MORGENTHAU, HENRY 1856–1946
The American ambassador to Turkey from 1913 to 1916, he developed ties
to the Ottoman leaders. Early in 1917 he convinced President Wilson to send him to Palestine, where he could speak with responsible Ottomans about a separate peace between Turkey and the Allies. Weizmann headed him off at Gibraltar and convinced him to drop the plan.
MURRAY, GENERAL SIR ARCHIBALD 1860–1945
He took up command of British forces in Egypt in January 1916, defeated an Ottoman attack upon the Suez Canal in August, and advanced into and occupied the Sinai Peninsula. But he twice failed to take Gaza, and the government replaced him in June 1917 with General Allenby.
ORMSBY-GORE, WILLIAM (FOURTH BARON HARLECH) 1885–1964
A Conservative politician, in 1916 he joined the Arab Bureau in Cairo, where Aaron Aaronsohn converted him to Zionism. Recalled to London in 1917, he served as Milner’s parliamentary private secretary and later as an assistant secretary to the cabinet, working with Mark Sykes. He knew Weizmann well. After the war he remained active in Conservative politics, eventually rising to colonial secretary in 1936.
PICKTHALL, MARMADUKE 1875–1936
An author of popular novels, many with Middle Eastern themes, he traveled and lived in the Middle East before the war and loved it. He opposed the British declaration of war against the Ottomans in 1914 and never relinquished hope of bringing the two countries into peaceful relations. In 1917 he converted to Islam. Later he wrote the first English translation of the Quran.

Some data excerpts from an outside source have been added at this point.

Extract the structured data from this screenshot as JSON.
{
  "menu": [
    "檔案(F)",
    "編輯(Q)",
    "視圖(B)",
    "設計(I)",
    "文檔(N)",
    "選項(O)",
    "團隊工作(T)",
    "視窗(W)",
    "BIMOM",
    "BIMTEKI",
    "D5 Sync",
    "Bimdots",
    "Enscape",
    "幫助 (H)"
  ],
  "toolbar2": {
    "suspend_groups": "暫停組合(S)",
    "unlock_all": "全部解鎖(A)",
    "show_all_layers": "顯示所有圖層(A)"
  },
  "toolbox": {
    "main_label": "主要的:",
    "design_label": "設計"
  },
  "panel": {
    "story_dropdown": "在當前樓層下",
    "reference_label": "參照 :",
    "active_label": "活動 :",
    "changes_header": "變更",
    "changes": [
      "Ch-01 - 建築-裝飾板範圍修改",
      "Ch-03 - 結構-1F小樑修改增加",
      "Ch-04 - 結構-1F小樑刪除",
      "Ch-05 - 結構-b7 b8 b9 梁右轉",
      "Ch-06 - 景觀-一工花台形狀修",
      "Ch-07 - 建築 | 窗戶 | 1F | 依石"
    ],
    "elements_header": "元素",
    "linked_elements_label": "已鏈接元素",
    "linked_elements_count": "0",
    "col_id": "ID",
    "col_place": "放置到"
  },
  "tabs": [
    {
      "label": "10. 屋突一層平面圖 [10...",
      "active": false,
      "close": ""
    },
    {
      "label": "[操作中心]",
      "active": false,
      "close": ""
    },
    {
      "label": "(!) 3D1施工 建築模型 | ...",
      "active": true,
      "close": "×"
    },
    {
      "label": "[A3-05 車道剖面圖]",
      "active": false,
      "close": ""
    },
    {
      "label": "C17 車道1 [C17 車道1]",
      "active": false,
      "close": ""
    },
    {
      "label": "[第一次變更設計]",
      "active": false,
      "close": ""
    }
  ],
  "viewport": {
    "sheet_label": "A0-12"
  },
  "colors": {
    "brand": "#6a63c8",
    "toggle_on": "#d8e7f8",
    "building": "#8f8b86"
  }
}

PICOT, FRANÇOIS GEORGES- 1870–1951
A French diplomat who, with Mark Sykes, redrew the map of the Middle East early in 1916, carving up the Ottoman Empire and basically allocating Syria, including Lebanon, to France and Mesopotamia to Great Britain. When they learned about this agreement, neither the Zionists nor the Arabs were pleased.